Même si la Franc -maçonnerie ne trouve sa véritable identité qu’à travers l’aventure de l’Ordre du Temple en Terre sainte, on peut dire qu’elle doit beaucoup à cette tradition antique des bâtisseurs de Temples. L’expédition des Croisades qui a duré deux siècles, de 1096 à1291, ainsi que la conquête de la Palestine et de la Syrie par la féodalité catholique ont donné à l’ordre du Temple l’occasion de jouer un rôle historique considérable au sein de la chrétienté occidentale et surtout d’être un vecteur capital de bien des aspects de la culture orientale, byzantine et arabe.

A leur arrivée en Palestine les Templiers seront chargés par les Croisés de construire les ouvrages militaires nécessaires au contrôle du pays. Ils vont emprunter leurs méthodes aux chrétiens de Byzance, capitale de l’Empire romain d’orient qui a survécu mille ans jusqu’en 1453 à l’Empire d’Occident. Les collèges romains de bâtisseurs y sont restés intacts et ils transmettent leur savoir aux Templiers. Ainsi ils construisent les fameuses forteresses de Palestine, de Syrie, de Jordanie: les Kraks qu’on peut encore admirer aujourd’hui. Ceci nous indique que les Templiers ne sont pas seulement des guerriers. Pendant toute la durée du royaume franc, ils vont faire fonction de bâtisseurs d’édifices militaires mais aussi religieux.

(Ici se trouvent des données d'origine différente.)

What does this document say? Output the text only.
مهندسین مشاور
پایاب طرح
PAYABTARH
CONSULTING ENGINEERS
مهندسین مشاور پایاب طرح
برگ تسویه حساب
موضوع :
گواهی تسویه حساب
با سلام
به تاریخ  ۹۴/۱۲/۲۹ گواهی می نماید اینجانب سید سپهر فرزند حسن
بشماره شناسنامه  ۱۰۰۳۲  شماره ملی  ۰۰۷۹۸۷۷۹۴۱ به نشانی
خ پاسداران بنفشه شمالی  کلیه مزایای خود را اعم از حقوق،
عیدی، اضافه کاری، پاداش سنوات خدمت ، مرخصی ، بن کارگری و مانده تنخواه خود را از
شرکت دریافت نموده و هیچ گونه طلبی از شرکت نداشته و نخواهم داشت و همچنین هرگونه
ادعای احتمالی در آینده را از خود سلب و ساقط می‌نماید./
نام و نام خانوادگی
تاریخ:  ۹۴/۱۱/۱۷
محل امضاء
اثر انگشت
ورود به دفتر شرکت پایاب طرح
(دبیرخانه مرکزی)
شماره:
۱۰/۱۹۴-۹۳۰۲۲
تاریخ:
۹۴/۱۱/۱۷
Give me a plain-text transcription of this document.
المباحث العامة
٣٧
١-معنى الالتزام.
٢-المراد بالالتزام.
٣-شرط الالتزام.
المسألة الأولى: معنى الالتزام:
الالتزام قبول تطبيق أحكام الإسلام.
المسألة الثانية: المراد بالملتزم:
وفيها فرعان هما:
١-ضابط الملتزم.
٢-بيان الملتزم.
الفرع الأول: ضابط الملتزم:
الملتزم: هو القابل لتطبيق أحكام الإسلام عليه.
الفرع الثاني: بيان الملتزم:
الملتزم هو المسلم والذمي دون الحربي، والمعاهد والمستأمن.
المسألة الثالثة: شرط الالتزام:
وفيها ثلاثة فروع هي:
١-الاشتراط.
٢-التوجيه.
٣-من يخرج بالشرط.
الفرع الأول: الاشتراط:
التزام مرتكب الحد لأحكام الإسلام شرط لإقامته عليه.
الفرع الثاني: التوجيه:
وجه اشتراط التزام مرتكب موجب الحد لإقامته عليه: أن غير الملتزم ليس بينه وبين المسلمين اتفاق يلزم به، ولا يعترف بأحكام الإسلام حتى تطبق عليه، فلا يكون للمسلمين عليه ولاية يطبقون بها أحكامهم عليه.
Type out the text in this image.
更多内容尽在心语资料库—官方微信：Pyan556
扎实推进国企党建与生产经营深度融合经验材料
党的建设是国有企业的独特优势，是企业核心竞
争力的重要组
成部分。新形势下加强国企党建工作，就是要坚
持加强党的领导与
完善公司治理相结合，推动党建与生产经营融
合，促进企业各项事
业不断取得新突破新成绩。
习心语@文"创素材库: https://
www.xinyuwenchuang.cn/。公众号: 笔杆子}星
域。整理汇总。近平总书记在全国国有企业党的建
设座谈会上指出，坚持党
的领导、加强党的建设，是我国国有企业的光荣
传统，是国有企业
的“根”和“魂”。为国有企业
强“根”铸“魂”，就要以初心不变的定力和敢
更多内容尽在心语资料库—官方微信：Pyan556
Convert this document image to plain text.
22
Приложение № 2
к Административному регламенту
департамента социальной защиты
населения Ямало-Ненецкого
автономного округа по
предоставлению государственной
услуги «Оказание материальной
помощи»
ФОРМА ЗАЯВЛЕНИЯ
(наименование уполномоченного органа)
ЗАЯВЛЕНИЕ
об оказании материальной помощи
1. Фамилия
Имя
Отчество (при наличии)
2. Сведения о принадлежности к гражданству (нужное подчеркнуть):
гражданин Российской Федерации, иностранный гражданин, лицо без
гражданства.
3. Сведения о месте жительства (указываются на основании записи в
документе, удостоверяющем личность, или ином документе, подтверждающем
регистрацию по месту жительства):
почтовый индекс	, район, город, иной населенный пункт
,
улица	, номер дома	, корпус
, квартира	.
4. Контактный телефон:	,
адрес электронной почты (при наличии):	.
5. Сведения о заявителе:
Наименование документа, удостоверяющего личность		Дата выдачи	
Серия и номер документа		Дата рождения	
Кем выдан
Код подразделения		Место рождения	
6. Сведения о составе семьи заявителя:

De l’histoire des Croisades nous avons surtout retenu l’image~d’un affrontement sanglant, implacable, entre les Croisés et le monde arabe islamique. La vérité fut beaucoup plus complexe et contrastée comme dans toutes les conquêtes coloniales, les conquérants profitèrent des divisions de leurs adversaires. Des souverains arabes demandèrent aux Templiers de les appuyer contre leurs ennemis. Les Templiers aidèrent le souverain d’Egypte à vaincre les Turcs qui le menaçaient.

A d’autres moments, ils s’allièrent avec les Turcs contre certains chefs arabes. Il y eut donc beaucoup d’alliances et de pactes entre les Templiers et des chefs islamiques, ce qui leur permit d’avoir des périodes de paix propices aux constructions.

Autre élément important : les Templiers sont respectueux des règles de la chevalerie chrétienne, ils tiennent leurs engagements, ils ne méprisent pas, leurs adversaires.

Et ils ont souvent en face d’eux, des guerriers qui respectent les mêmes valeurs, c’est pourquoi les Templiers sont dans l’ensemble respectés par les Arabes — ce qui n’est pas le cas des autres Croisés dont les comportements sont souvent détestables. Les Templiers ne considèrent pas les Arabes comme inférieurs parce qu’ils ont une religion et une culture différentes;

Enfin et surtout ils observent avec sympathie la tolérance dont jouissent dans les pays islamiques, des chrétiens appartenant à des églises très différentes parmi lesquelles eux – mêmes ont beaucoup de mal à se repérer. Dans la relation des Templiers avec le monde musulman, le fait le plus important est qu’ils sont entrés en communication suivie avec de multiples sectes islamiques à caractère initiatique.

Les ismaéliens qui sont une branche chiite de l’islam, et ont généré des sous- groupes du même type: les Karmates et les Assecines. La première secte donne naissance à un ample mouvement de réforme religieux et social qui ébranla du 9°” au 12°” siècle le monde musulman surtout l’Egypte.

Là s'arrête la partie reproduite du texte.